The Wild Pear Tree (Ahlat Agaci) is a masterpiece by Turkish director Nuri Bilge Ceylan.
Turkish Delightby Alexa Dalby
CAUTION: Here be spoilers
After graduating in creative writing, would-be novelist Sinan (Aydin Dogu Demirkol) returns home to his parents and sister in a small village outside the Turkish coastal town of Çanakkale to decide on his future.
That’s what The Wild Pear Tree is nominally about. But Çanakkale is a tourist destination, the site of ancient Troy, and Nuri Bilge Ceylan’s filmic Trojan horse (in deadpan shots we even see the stucture left behind after the making of Brad Pitt’s Hollywood film though no one comments on it) mesmerisingly opens out into a riveting, wide-ranging look at the state of Turkish society today – its morality, politics, economy and unemployment, religion in an increasingly hardline Muslim country – and examines their relationship to the arts and creativity, be it writing or also filmmaking.
Sinan is not a particularly endearing character. He resents being back home again. He meets a female former schoolfriend Hatice (Hazar Ergüçlü), who may or may not have once been a girlfriend, and who he may or may not be in love with, and discovers she is now wearing a headscarf and getting married, though not to the person he thought. He unenthusiastically takes the state exams to enable him to get a last-resort posting as a teacher because he has no other prospect of work. He has to decide about doing his military service.
He tries to get funding from local bigwigs to publish his novel, a collection of short essays of musings on the local area titled The Wild Pear Tree, but they’re not very impressed as it doesn’t promote tourism. And he argues with everyone in a contrarian way: much of the film is taken up by long takes of Sinan’s peripatetic discussions with various people whilst walking, rather in a Linklater style, such as his long debate with two local imams (that he catches scrumping apples), one traditional and one progressive – its seriousness subtly undercut by the ambient sounds of bleating sheep.
Ceylan (Winter Sleep, Once Upon A Time In Anatolia) alternates scenes of great beauty, such as Sinan’s brief meeting with Hatice in a golden orchard, with scenes of dry observation: after Sinan is obliviously and insultingly tactless with the local celebrity author Süleyman (Serkan Keskin) about his work, in a bookshop and walking with him, an incident with a statue on a bridge is quietly yet hilariously slapstick. As well as sympathetic humour, there are startling dream sequences that don’t seem like dreams and two really heart-stopping shock moments.
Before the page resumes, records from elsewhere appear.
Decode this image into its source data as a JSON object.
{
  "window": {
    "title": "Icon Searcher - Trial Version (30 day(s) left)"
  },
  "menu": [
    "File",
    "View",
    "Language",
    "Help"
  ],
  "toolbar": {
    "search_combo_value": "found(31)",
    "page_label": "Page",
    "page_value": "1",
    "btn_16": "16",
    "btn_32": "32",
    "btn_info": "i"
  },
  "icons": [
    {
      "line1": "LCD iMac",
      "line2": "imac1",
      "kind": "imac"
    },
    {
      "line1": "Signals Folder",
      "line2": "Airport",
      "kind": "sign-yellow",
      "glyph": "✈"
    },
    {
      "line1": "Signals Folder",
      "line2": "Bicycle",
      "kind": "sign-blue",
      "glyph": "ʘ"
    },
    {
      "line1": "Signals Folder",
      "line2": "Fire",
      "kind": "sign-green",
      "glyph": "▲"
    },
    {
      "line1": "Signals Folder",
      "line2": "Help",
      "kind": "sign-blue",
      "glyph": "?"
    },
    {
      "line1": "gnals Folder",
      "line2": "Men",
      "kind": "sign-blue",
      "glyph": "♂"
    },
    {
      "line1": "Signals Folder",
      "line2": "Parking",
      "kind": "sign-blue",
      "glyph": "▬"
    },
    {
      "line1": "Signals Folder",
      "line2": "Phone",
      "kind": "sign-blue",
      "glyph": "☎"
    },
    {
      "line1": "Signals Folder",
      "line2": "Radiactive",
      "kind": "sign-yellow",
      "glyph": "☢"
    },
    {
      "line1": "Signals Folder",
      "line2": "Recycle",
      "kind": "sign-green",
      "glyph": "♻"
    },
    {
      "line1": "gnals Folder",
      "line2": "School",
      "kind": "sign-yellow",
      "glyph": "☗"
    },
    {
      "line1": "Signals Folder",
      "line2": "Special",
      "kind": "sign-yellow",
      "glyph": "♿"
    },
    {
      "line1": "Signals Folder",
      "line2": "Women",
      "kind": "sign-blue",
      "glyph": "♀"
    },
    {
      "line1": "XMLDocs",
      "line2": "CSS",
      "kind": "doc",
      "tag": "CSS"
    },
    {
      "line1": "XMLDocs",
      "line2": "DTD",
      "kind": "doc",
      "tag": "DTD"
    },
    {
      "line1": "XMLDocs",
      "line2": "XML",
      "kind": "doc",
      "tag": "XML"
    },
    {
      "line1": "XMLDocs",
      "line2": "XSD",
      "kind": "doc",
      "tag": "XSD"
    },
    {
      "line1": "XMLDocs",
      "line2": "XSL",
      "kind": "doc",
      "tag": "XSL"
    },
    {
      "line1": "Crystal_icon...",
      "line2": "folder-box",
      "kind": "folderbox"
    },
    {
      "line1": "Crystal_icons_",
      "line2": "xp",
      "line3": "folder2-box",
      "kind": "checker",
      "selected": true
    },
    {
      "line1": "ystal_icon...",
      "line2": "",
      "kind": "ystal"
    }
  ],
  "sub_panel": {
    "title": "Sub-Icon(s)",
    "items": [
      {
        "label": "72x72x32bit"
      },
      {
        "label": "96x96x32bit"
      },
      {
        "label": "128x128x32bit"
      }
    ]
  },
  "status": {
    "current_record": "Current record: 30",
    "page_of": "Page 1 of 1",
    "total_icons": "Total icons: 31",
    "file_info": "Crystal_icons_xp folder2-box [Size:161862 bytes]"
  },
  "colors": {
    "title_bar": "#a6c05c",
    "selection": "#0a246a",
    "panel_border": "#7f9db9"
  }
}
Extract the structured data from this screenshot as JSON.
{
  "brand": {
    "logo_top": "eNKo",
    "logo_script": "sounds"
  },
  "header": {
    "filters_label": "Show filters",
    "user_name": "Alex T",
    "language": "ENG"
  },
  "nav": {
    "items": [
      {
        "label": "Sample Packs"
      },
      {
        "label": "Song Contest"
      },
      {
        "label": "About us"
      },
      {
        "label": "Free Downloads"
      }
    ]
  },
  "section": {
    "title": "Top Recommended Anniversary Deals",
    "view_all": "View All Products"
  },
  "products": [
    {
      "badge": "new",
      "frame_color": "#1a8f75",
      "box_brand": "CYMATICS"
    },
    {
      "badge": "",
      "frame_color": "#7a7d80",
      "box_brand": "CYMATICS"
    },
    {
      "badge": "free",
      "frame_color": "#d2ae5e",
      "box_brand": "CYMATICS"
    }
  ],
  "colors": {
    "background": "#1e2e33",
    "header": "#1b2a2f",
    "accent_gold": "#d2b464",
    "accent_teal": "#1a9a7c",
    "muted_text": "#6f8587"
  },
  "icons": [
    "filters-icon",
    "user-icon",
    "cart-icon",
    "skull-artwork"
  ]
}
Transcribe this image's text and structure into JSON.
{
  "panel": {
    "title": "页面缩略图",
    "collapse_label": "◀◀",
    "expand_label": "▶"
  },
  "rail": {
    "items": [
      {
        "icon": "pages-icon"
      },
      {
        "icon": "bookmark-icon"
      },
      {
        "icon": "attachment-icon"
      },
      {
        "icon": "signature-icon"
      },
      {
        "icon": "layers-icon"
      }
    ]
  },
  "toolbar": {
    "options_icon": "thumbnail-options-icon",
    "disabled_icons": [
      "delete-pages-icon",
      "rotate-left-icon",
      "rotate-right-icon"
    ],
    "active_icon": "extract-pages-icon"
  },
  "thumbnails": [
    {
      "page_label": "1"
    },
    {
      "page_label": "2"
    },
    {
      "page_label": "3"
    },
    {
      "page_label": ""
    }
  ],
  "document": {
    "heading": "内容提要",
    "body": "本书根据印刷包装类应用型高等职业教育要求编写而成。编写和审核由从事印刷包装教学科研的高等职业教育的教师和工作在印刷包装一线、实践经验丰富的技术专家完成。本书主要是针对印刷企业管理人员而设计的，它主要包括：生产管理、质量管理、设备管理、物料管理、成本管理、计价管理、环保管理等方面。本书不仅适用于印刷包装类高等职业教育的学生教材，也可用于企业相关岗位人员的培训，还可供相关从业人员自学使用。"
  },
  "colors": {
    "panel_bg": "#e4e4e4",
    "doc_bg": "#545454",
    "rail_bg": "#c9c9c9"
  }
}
But the human centre of the film is the working out of Sinan’s fractious relationship with his father. Idris (played by comedian Murat Cemcir) is the charismatic local schoolteacher, a handsome charmer but also a compulsive gambler who has gambled away all the family’s money and property, building up huge debts so that they’re living hand to mouth, yet who continues to gamble with any cash he can get hold of – a constant cause of bitter arguments. He is also determined to dig a well on land the family owns, despite being told that there’s no water there, a fruitlessly Sisyphean metaphorical task – maybe. Another drily observed scene is of Idris and Sinan working together, attempting to raise one of the boulders that fill the dry shaft.
And it’s Idris who provides the key to the film when he describes the fruit of the wild pear tree and explains what it means to him and explains its metaphorical meaning to Sinan – and to us. Sinan is a writer who admits he doesn’t like people, and we have to wonder if such a combination is possible. And he doubts whether anyone will actually read what he has written. After university, the film shows his ‘sentimental education’ in real life. His father Idris, on the other hand, despite his many faults and failures, has an understanding of human nature and he reveals an unsuspected well of human kindness.
The Wild Pear Tree is a humane masterpiece that slowly creeps up on you, beautifully made and magnificently acted. It’s a long film but its 188-minute running time is so involving from beginning to end that I would not wish it any shorter.
The Wild Pear Tree premiered at the Cannes Film Festival and is released on 30 November 2018 in the UK.